Solved – Whether to assess normality in a factorial repeated measures ANOVA by looking at distributions within cells

anovanormal distributionrepeated measures

I'm a little confused about the analysis of normality in a repeated measures ANOVA I'm doing. It's a factorial ANOVA with three rm IVs each of which has only 2 levels. I've read in a few places online and in a book or two that to assess normality in a repeated measures ANOVA, I look at the distributions within each conditions -this would be 8 distributions in my case. However, most of these articles focused on rm ANOVAs in which at least one of the IVs has more than 2 levels.

My confusion is coming from the fact that when carrying out a repeated measures t test (i.e. 1 IV with just 2 levels), you don't care about the distribution for responses in the separate conditions. Rather, you focus on the distribution of the difference scores. In other words, in a repeated measures t-test, we're interested in change.

My questions are:

  1. Should I assess normality by looking at the 8 individual distributions associated with each conditions
  2. If yes, why is it different for a t-test (which is essentially calculated in the same way)
  3. If I shouldn't look at the 8 distributions mentioned above, what should I run my normality analysis on?

Best Answer

There is a reason that we talk about the normality 'assumption' rather than the normality 'condition'. Whether you are comfortable with the assumption of normality needs to come from knowledge about the science that generated the data, not the data itself.
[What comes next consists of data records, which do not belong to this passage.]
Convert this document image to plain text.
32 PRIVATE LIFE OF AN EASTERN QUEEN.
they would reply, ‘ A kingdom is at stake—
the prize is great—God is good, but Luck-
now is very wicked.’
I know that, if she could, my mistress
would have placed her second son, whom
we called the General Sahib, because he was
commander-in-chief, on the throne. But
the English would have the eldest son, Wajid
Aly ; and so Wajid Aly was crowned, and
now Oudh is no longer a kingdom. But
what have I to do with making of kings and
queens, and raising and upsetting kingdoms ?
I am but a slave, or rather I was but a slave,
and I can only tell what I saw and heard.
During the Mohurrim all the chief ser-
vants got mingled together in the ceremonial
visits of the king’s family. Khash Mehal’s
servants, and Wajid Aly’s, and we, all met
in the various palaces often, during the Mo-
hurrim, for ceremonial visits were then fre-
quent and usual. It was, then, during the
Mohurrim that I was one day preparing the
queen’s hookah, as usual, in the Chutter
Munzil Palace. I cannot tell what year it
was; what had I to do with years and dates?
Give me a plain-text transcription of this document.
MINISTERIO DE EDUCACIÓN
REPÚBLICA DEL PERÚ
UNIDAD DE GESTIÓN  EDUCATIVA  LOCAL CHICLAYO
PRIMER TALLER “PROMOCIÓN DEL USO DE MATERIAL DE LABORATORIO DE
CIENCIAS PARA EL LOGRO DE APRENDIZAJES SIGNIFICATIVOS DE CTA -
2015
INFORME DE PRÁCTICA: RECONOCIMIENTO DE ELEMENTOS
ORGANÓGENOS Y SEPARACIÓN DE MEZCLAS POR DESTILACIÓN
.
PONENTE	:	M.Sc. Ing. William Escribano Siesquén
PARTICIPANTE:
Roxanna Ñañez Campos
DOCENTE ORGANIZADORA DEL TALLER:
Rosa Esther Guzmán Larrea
The tests for normality, when used for justifying the normality assumption, will either give a meaningless answer to a meaningful question (small sample size) or a meaningful answer to a meaningless question (large sample size).

Plots of residuals from an appropriate model (including the repeated measures) can be used along with what you learn by doing your homework about where the data comes from to help you decide if you are comfortable with the normality assumption. But for deciding if the tests and intervals based on the normal are reasonable, dump the formal tests of normality.